We ordinarily review the denial of a Fed.R.Civ.P. 59(e) motion for abuse of discretion. Long v. Atl. City Police Dep’t, 670 F.3d 436, 446-47 (3d Cir.2012). “[A] court abuses its discretion when its ruling is founded on an error of law or a misapplication of law to the facts.” Id. at 447 (internal quotation marks and citation omitted). We can therefore examine the new legal grounds offered by the District Court on reconsideration. Even on reconsideration, we may review a District Court’s new legal conclusions de novo. See Koshatka v. Phila. Newspapers, Inc., 762 F.2d 329, 333 (3d Cir.1985) (“[I]f the court’s denial was based upon the interpretation and application of a legal precept, review is plenary.”).

II.

The District Court properly denied Bullock’s motion to amend the judgment, which substantially changed its reasoning for granting summary judgment. 2 Under the Prison Litigation Reform Act, inmates must exhaust all available administrative remedies before filing a suit alleging specific acts of unconstitutional conduct by prison officials. 42 U.S.C. § 1997e(a); Woodford v. Ngo, 548 U.S. 81, 83, 126 S.Ct. 2378, 165 L.Ed.2d 368 (2006). An inmate must exhaust these remedies “in the literal sense”; no further avenues in the prison’s grievance process should be available. Spruill v. Gillis, 372 F.3d 218, 232 (3d Cir.2004). Therefore, where administrative appeals are permitted, as they are at FCI-McKean, the inmate must pursue them if he hopes to fulfill the exhaustion requirement. Id. Therefore, the District Court properly confined its analysis to the three grievances that Bullock exhausted.

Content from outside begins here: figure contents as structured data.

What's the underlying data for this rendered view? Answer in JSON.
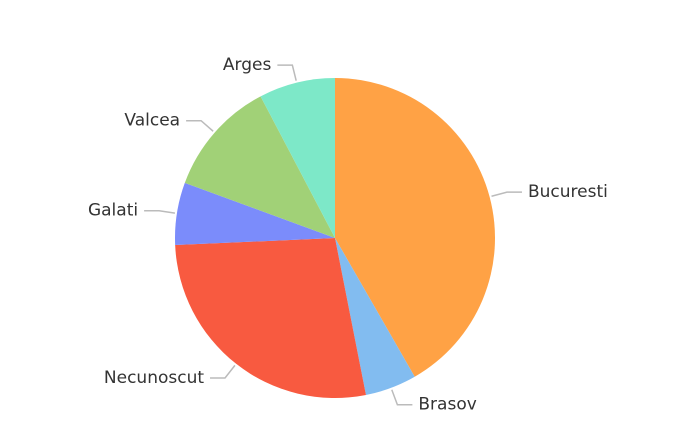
{
  "chart_data": {
    "type": "pie",
    "categories": [
      "Bucuresti",
      "Brasov",
      "Necunoscut",
      "Galati",
      "Valcea",
      "Arges"
    ],
    "values": [
      41.7,
      5.2,
      27.4,
      6.3,
      11.7,
      7.7
    ],
    "colors": [
      "#ffa245",
      "#82bcf0",
      "#f85a40",
      "#7b8cfb",
      "#a1d177",
      "#7de8c8"
    ]
  }
}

Bullock fully exhausted Administrative Remedy No. 563523-A2 on August 2, 2010. We recently held that the statute of limitations is tolled while an inmate exhausts administrative remedies. Pearson v. Sec’y Dep’t of Corr., 775 F.3d 598, 603 (3d Cir.2015). The two-year statute of limitations for this claim thus began to run on the date he exhausted those remedies. Bullock did not file his Bivens complaint until October 12, 2012, see Houston v. Lack, 487 U.S. 266, 276, 108 S.Ct. 2379, 101 L.Ed.2d *747 245 (1988), well outside the two year statute of limitations. The District Court was therefore correct in holding that Bullock was time-barred from bringing a civil action based on the conduct challenged in the grievance.

Bullock’s remaining two claims fail because they do not meet the standards for retaliation. To prove retaliation, the inmate must show “1) the conduct in which he was engaged was constitutionally protected; 2) he suffered ‘adverse action’ at the hands of prison officials; and 3) his constitutionally protected conduct was a substantial or motivating factor in the decision to discipline him.” Carter v. McGrady, 292 F.3d 152, 158 (3d Cir.2002).